Slow slide into apostasy
Pope Francis said King Solomon began as a “good boy”, who asked the Lord for wisdom and received it. Judges, and even the Queen of Sheba in Africa, came bearing gifts because they had heard of his wisdom.
At that time, said the Pope, it was possible to have more than one wife, even though, he explained, that did not mean it was licit to be “a womanizer”.
But Solomon’s heart became weak not because he married several women, but because they came from other peoples who served other gods. He fell into “a trap” by letting his wives convince him to adore their idols, “entering into paganism”.
“His wasn’t an apostasy from one day to the next,” said Pope Francis. “It was a slow apostasy.” King Solomon did not just sin once but “slid” into sin.
“The women led his heart astray, and the Lord rebuked him: ‘You turned away your heart.’ This happens in our own lives. None of us is a criminal; none of us commits great sins as David did with the wife of Uriah. But wherein lies the danger? Letting ourselves slide slowly because it is an anesthetized fall.
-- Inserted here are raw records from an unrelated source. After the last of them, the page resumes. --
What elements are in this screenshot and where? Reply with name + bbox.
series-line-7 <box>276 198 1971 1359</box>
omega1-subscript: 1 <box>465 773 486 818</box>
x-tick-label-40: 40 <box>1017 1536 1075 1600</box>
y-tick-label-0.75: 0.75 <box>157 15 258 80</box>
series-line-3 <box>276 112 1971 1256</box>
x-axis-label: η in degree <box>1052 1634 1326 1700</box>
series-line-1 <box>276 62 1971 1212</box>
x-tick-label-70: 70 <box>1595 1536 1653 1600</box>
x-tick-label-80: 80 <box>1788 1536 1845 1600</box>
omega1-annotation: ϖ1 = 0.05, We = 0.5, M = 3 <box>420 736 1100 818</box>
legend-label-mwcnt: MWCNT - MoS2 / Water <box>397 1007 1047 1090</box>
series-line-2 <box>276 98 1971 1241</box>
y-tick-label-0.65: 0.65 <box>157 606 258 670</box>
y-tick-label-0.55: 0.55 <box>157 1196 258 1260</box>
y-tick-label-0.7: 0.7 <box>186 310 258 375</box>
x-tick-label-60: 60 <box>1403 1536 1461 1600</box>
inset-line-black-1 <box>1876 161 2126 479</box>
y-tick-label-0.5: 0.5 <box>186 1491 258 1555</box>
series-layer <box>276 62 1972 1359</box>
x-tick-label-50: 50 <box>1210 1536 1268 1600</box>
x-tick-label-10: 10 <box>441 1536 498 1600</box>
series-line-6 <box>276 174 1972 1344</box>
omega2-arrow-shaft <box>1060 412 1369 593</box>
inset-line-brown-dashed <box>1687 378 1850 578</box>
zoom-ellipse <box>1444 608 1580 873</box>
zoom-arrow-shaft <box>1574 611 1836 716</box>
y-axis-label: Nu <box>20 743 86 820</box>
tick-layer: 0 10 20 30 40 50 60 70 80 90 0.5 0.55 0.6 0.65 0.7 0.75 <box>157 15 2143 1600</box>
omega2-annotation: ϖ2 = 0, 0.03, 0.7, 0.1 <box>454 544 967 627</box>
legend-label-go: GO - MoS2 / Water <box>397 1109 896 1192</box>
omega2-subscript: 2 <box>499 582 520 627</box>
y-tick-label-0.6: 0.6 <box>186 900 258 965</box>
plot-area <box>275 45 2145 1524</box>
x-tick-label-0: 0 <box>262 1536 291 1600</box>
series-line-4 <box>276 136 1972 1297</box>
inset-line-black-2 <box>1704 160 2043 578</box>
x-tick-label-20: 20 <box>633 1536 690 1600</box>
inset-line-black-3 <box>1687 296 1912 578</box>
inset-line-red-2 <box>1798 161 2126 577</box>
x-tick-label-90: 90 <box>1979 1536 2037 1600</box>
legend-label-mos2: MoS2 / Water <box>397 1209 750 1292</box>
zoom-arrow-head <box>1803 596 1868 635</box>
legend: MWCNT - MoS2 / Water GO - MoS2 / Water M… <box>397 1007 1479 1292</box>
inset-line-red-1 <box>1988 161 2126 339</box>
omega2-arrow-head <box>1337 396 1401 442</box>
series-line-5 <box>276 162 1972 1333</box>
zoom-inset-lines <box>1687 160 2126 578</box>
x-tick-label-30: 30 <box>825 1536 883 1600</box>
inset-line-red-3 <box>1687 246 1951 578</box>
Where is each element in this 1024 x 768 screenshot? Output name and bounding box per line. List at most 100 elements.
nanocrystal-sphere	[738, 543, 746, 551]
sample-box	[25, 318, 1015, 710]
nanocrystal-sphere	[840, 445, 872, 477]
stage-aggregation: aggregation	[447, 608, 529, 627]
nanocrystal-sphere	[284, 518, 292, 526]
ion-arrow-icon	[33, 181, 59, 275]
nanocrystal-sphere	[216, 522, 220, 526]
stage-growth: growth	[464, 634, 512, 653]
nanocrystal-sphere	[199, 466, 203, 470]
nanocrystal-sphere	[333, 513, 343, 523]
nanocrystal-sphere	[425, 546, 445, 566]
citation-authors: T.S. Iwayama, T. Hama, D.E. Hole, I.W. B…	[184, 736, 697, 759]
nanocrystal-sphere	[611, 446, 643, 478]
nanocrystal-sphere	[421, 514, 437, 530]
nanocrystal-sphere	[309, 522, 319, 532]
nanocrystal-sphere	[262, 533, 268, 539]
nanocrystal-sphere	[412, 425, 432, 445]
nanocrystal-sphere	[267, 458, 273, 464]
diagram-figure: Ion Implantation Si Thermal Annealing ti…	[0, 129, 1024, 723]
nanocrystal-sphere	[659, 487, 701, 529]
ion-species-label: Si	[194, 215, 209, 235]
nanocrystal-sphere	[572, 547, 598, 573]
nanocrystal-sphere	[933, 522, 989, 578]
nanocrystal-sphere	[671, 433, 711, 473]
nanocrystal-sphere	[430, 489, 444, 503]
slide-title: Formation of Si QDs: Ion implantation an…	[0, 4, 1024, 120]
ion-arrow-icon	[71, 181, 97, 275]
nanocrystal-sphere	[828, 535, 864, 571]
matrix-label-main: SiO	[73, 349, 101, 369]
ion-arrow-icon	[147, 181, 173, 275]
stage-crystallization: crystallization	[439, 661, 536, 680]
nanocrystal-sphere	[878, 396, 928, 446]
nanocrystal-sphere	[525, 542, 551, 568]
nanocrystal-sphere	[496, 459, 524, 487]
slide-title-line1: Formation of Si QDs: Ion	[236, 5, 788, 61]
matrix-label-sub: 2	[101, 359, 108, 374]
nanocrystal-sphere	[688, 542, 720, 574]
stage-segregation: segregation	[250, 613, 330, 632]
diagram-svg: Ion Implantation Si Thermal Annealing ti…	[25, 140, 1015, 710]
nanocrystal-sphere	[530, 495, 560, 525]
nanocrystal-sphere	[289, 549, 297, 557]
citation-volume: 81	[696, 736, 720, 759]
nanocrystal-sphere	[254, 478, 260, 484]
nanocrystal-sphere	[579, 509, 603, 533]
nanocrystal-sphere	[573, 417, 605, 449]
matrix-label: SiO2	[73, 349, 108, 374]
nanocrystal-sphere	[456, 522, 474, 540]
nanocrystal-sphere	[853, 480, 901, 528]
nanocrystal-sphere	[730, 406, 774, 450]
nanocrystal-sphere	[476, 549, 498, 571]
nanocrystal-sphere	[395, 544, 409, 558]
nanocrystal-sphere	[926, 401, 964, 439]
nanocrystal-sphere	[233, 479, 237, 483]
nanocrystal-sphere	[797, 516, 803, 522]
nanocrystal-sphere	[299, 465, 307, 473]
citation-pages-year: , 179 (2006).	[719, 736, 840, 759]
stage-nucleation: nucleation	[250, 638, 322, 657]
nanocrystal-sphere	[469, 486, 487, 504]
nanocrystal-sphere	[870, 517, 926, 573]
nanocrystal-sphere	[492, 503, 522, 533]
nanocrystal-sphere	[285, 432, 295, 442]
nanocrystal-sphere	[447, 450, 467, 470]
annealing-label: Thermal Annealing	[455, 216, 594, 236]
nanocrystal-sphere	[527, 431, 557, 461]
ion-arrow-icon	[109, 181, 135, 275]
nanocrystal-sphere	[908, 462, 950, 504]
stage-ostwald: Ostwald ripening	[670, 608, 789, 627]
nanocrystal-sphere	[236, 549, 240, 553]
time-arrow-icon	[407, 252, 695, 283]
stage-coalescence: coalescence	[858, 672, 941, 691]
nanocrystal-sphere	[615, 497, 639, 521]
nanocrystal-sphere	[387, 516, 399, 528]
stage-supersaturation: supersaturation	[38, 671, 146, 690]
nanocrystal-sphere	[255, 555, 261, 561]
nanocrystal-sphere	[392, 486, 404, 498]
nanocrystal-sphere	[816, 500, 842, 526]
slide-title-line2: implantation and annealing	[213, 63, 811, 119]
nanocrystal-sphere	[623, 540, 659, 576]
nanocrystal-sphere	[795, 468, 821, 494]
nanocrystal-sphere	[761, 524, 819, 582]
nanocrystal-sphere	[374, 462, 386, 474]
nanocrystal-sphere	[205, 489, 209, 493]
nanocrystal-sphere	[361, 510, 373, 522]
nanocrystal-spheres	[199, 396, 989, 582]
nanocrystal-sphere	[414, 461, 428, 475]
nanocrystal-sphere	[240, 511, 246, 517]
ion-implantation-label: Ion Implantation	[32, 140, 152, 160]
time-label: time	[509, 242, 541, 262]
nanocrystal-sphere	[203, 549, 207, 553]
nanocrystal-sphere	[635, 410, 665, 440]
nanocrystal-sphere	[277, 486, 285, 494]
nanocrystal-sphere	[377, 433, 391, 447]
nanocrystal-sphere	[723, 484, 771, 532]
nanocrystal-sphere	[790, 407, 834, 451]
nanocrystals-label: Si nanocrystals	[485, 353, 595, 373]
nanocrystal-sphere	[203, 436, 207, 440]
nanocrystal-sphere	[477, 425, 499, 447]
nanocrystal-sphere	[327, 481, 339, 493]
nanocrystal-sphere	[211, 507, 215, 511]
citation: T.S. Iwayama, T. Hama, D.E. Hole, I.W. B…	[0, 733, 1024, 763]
You don’t even realize it, but slowly you slip. Things get relativized, and faithfulness to God is lost. These women were from other peoples – they had their own gods – and how often do we forget the Lord and begin to deal with other gods: money, vanity, pride. But this is done slowly, and without the grace of God everything is lost.”
Beware of worldliness
Pope Francis then recalled Psalm 106, to underline how “mingling with the nations” and serving their idols means becoming worldly and pagan.
“For us, this slippery slide in life is directed toward worldliness. This is the grave sin: ‘Everyone is doing it. Don’t worry about it; obviously it’s not ideal, but…’ We justify ourselves with these words, at the price of losing our faithfulness to the one and only God. They are modern idols. Let us consider this sin of worldliness, of losing the authenticity of the Gospel, the authenticity of the Word of God, and the love of God who gave His life for us. There is no way to maintain a good relationship with God and with the devil.”
The love of God will save us
Concluding his homily, Pope Francis invited us to ask the Lord for the grace to stop ourselves when we notice that our heart has begun to slip away from Him.
“Let us ask the Lord for the grace to understand when our heart begins to weaken and to slide so that we can stop. His grace and love will stop that slide if we ask in prayer.”